Dangerous? Not in my mind. Yes, there's more risk in it than flying day VFR, but when done correctly and with good preflight planning, I firmly believe that it can be carried out safely. I teach a lot of instruments (go figure), and the lessons can be tailored to stay over lit and/or familiar terrain. As far as cross countries are concerned, there are specific routes that I'll avoid at night in favor of more friendly terrain. One routing we typically get while flying IFR north of Phoenix takes us right over a mountain range lengthwise. There's about a 40 mile stretch where you'd be hard pressed to survive if you were to go down at night. That is definitely a route best left for the day.
 
Why not night VMC?

Good post.

Agree with most of your post. I fly my cherokee for recreation only and almost exclusively cross country. So I'm not familiar enough with the terrain that I would be over most of the time to have any level of confidence should my engine quit. Also, a lot of DARK spots around here that would make finding a suitible forced landing spot sketchy at best even on a clear night.

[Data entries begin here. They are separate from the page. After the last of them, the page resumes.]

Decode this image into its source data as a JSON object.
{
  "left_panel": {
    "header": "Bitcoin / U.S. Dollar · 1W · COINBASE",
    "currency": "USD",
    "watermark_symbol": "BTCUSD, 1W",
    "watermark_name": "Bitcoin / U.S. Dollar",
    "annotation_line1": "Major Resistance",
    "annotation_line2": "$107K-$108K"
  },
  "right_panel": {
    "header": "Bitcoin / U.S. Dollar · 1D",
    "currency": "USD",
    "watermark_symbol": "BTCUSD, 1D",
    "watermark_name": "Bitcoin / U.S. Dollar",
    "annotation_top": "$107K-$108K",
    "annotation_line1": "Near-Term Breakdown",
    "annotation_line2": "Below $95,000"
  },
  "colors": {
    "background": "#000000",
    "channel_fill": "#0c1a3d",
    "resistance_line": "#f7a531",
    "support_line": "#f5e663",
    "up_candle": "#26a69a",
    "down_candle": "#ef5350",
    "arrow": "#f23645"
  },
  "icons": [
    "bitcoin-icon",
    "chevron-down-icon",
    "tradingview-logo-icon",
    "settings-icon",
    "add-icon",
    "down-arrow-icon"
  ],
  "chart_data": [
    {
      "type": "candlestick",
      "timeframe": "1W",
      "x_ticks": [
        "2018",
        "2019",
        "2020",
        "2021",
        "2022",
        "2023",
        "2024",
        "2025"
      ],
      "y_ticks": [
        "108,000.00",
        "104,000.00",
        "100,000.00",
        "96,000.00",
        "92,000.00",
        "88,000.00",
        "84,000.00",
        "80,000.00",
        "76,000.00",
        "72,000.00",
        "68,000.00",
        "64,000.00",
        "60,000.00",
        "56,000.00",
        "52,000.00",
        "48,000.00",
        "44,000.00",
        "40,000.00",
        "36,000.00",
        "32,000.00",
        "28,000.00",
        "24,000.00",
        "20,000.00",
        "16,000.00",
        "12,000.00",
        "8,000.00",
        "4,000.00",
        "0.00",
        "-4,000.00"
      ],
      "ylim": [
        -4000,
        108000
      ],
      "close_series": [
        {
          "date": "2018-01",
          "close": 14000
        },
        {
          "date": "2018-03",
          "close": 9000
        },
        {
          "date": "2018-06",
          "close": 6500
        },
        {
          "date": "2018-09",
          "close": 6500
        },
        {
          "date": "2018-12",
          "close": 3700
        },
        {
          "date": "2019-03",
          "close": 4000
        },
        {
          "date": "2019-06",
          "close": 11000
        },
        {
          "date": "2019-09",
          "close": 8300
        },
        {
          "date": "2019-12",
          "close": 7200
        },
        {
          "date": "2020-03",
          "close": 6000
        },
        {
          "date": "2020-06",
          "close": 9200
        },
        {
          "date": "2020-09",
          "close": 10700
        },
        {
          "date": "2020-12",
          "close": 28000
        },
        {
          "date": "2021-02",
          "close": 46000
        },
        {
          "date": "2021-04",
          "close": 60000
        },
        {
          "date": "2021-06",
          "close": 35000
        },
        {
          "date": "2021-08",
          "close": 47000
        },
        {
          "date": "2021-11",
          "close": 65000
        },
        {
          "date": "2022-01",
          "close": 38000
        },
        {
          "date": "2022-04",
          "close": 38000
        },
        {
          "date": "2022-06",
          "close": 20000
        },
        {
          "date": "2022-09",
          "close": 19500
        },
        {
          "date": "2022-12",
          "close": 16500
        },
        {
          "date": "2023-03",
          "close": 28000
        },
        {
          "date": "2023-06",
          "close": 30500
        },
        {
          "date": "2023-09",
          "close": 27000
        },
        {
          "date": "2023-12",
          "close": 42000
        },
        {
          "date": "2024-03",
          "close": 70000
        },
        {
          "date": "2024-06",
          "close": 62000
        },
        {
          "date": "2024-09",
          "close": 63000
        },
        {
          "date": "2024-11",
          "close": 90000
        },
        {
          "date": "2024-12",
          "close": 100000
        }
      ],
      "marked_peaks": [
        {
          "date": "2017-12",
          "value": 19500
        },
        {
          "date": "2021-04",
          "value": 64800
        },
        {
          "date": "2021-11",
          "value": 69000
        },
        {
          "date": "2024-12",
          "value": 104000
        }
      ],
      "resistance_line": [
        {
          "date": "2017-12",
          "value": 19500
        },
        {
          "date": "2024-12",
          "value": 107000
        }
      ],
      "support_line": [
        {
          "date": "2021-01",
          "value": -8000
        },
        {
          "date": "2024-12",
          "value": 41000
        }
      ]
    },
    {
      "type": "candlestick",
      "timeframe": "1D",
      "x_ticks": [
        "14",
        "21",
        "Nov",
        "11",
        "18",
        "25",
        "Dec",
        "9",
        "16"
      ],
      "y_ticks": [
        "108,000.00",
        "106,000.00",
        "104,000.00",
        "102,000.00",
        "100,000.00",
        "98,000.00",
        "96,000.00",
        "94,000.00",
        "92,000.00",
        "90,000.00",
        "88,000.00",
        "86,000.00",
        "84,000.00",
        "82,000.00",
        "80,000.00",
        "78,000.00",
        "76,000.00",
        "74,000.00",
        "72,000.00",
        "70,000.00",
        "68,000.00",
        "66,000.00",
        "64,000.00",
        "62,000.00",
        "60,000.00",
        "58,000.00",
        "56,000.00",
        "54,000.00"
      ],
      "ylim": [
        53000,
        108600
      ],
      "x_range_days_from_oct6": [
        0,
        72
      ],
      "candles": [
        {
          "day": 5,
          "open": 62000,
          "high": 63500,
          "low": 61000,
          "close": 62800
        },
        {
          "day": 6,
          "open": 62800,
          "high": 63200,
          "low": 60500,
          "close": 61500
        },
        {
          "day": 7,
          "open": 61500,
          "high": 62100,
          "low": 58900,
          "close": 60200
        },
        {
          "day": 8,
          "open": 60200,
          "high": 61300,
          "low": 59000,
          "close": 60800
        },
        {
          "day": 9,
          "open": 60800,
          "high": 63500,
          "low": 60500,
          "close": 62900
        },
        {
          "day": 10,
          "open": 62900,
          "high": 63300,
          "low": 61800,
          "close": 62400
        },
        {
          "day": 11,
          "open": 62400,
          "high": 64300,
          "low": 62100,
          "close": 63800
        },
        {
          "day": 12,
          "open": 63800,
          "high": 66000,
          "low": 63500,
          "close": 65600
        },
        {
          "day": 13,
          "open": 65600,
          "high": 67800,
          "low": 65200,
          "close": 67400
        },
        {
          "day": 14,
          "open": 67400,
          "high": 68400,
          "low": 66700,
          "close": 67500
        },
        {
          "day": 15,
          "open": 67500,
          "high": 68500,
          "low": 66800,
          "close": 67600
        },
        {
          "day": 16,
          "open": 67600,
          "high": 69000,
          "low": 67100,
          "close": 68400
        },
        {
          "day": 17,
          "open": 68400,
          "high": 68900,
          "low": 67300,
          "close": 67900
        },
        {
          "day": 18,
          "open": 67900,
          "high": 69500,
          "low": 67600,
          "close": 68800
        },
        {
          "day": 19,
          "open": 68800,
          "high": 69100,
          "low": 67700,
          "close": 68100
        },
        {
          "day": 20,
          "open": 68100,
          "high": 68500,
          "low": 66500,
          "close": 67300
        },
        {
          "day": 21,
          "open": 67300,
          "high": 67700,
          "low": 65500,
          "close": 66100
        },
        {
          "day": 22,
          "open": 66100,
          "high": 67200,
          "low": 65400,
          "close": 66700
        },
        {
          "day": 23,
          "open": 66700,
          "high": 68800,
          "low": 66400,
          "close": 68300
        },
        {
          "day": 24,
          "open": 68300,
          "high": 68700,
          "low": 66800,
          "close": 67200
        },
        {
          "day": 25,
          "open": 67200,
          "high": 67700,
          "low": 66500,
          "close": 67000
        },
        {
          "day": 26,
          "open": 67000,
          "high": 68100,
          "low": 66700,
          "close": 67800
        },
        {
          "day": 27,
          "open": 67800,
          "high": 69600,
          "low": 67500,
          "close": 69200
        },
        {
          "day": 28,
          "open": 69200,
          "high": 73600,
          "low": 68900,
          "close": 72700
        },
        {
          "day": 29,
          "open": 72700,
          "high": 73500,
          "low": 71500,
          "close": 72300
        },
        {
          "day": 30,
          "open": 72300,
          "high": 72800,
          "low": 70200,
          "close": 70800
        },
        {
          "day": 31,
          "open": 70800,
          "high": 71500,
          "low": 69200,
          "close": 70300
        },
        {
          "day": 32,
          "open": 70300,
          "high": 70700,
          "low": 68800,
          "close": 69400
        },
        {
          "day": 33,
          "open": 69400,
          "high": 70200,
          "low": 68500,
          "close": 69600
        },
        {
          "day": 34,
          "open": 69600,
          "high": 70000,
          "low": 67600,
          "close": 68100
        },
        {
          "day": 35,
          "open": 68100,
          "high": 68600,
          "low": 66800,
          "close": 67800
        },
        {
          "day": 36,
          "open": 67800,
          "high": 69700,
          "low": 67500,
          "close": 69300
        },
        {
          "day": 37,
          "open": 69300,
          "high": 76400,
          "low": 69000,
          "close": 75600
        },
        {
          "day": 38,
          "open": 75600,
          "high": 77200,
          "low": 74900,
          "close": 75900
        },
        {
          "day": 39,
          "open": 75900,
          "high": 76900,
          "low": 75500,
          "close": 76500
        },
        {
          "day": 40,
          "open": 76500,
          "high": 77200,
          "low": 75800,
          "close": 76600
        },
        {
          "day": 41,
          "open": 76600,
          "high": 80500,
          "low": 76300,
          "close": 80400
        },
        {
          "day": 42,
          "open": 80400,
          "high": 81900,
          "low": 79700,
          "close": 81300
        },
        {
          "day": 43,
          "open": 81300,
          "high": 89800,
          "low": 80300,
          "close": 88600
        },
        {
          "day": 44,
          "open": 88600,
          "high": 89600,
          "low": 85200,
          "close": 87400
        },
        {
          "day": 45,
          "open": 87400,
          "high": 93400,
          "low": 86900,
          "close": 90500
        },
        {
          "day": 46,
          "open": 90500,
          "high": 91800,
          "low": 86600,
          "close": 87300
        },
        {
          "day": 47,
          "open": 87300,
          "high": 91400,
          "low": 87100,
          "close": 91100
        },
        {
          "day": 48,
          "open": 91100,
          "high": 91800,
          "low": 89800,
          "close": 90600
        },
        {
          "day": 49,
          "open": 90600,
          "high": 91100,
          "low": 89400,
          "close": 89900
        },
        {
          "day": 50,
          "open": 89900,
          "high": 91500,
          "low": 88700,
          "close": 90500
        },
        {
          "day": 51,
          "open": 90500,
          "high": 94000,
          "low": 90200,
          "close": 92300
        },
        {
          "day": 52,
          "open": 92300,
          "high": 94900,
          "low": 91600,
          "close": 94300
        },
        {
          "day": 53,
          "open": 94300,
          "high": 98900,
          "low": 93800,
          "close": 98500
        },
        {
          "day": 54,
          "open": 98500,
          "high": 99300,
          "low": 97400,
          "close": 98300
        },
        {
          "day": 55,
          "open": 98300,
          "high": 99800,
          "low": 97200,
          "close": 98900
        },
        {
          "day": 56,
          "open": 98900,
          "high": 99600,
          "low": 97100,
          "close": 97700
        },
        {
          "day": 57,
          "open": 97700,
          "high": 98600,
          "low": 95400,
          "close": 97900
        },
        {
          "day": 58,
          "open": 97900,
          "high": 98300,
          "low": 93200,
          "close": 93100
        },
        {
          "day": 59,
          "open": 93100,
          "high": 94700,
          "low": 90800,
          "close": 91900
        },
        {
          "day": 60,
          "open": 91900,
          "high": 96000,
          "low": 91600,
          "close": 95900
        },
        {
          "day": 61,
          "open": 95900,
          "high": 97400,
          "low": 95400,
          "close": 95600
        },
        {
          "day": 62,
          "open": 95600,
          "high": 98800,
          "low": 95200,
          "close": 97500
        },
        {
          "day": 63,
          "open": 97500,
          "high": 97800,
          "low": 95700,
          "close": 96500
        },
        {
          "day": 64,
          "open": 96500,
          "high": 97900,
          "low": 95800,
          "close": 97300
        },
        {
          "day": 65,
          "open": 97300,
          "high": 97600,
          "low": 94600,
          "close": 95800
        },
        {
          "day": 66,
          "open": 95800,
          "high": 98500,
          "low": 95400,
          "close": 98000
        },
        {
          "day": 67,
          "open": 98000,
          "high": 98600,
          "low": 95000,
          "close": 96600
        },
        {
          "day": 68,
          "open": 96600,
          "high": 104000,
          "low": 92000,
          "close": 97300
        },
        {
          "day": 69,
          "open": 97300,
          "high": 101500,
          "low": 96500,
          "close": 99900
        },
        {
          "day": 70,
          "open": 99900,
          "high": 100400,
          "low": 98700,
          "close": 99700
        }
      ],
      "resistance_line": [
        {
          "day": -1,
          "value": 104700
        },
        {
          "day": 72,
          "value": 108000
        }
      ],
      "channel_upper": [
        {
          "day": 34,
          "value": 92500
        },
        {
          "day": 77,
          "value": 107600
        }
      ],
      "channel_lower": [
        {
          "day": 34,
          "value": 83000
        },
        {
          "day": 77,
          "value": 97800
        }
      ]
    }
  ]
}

So in short, I agree that if done smartly, you can mitigate the risk factors. For me there just isn't any priority on the flights to make the planning worth wild or to justify the risk increase (as small as it may be) just to get a $100 hamburger.
 
Good post.

Agree with most of your post. I fly my cherokee for recreation only and almost exclusively cross country. So I'm not familiar enough with the terrain that I would be over most of the time to have any level of confidence should my engine quit. Also, a lot of DARK spots around here that would make finding a suitible forced landing spot sketchy at best even on a clear night.

So in short, I agree that if done smartly, you can mitigate the risk factors. For me there just isn't any priority on the flights to make the planning worth wild or to justify the risk increase (as small as it may be) just to get a $100 hamburger.

I understand completely. I probably wouldn't do it either if it was in my own airplane and there wasn't a real reason to do it. I know what you mean about the dark spots as well. There's a whole lot of nothing here in northern AZ, even to the point where you can lose all horizon reference on a moonless night if you're facing away from lights. That can get a little disconcerting for sure!